Impact of Irrigation on Winter Wheat Yield and Water Consumption: A Comparative Study

4.1 Yield and Water Consumption: Implications for Water Management

This study investigated the impact of different irrigation treatments on winter wheat yield and water consumption. Our results indicate that minimum irrigation yields were significantly lower than conventional irrigation yields, consistent with previous findings (Gao et al., 2022; Wang et al., 2018; Zhang et al., 2020; Xu et al., 2018). We observed that the yield differences between irrigation treatments were strongly correlated with ear number and kernel number per ear (Wang et al., 2018). This aligns with previous research suggesting that irrigation focused on bottom moisture water influences the development of ear number and kernel number per ear (Wang et al., 2018).

Pre-flowering water stress negatively impacts ear number, limiting tiller development during the nutritional growth phase and accelerating stem senescence while reducing spike number (Foulkes et al., 2011; M.Z. Siddiqui and Choudhary, 2017). Day and Intalap (1970) reported that stress during the nodulation stage was also crucial for spring wheat planted in December in Arizona, a region with sandy soils and high evaporative demand.

A sufficient water supply during winter wheat's flowering period is crucial for reproductive growth and yield formation (Sun et al., 2006). Kernel number per ear was influenced by water stress before and after flowering and during the stem elongation period (B et al., 2000). Under drought stress conditions, flag leaf material accumulation remained stable, but material accumulation in the spike and the two internodes below the spike was reduced, leading to florets degeneration (Zhang et al., 2020). Irrigation applied at jointing and anthesis could enhance grain yield by increasing ear number and kernel number per ear (Xu et al., 2018).

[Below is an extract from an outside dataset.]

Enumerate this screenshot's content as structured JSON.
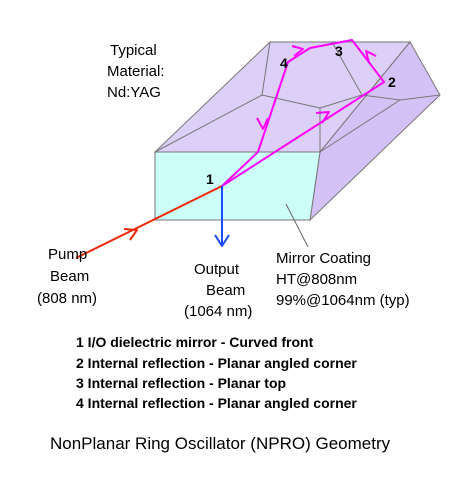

Our study found no significant difference in thousand-kernel weight between the three treatments, a result that deviates from previous findings (Wang et al., 2018). Wang et al. (2018) observed a higher thousand-kernel weight with minimum irrigation compared to the control. However, the filling period of winter wheat in our study region typically experiences dry heat winds, which cause rapid senescence and death of winter wheat, resulting in lower filling rates (Wang et al., 2018). The flowering period of winter wheat under reduced irrigation conditions usually occurs a few days earlier compared to conventional irrigation, which helps to avoid dry hot winds during the filling period. The lack of a significant increase in thousand-kernel weight in our study might be attributed to varietal differences.

Our study revealed that Opt and Min practices consumed less water compared to Con practices, resulting in improved water use efficiency (Fig. 2). This observation aligns with the findings reported by Zhang et al. (1998). The total water consumption in our study consisted primarily of rainfall, irrigation, and soil water depletion. The Min practice involved less irrigation and more soil water depletion than the Con practice, indicating more efficient rainfall utilization compared to the Con practice (Wang et al., 2018).

In conclusion, our study suggests that water management practices, such as minimum irrigation, can enhance water use efficiency while maintaining yield levels. Our findings also highlight the importance of adequate water supply during winter wheat's flowering period and the effects of pre-flowering water stress on tiller development and spike number. Further research is needed to investigate the impact of varietal differences on thousand-kernel weight and the effect of reduced irrigation on other crop species.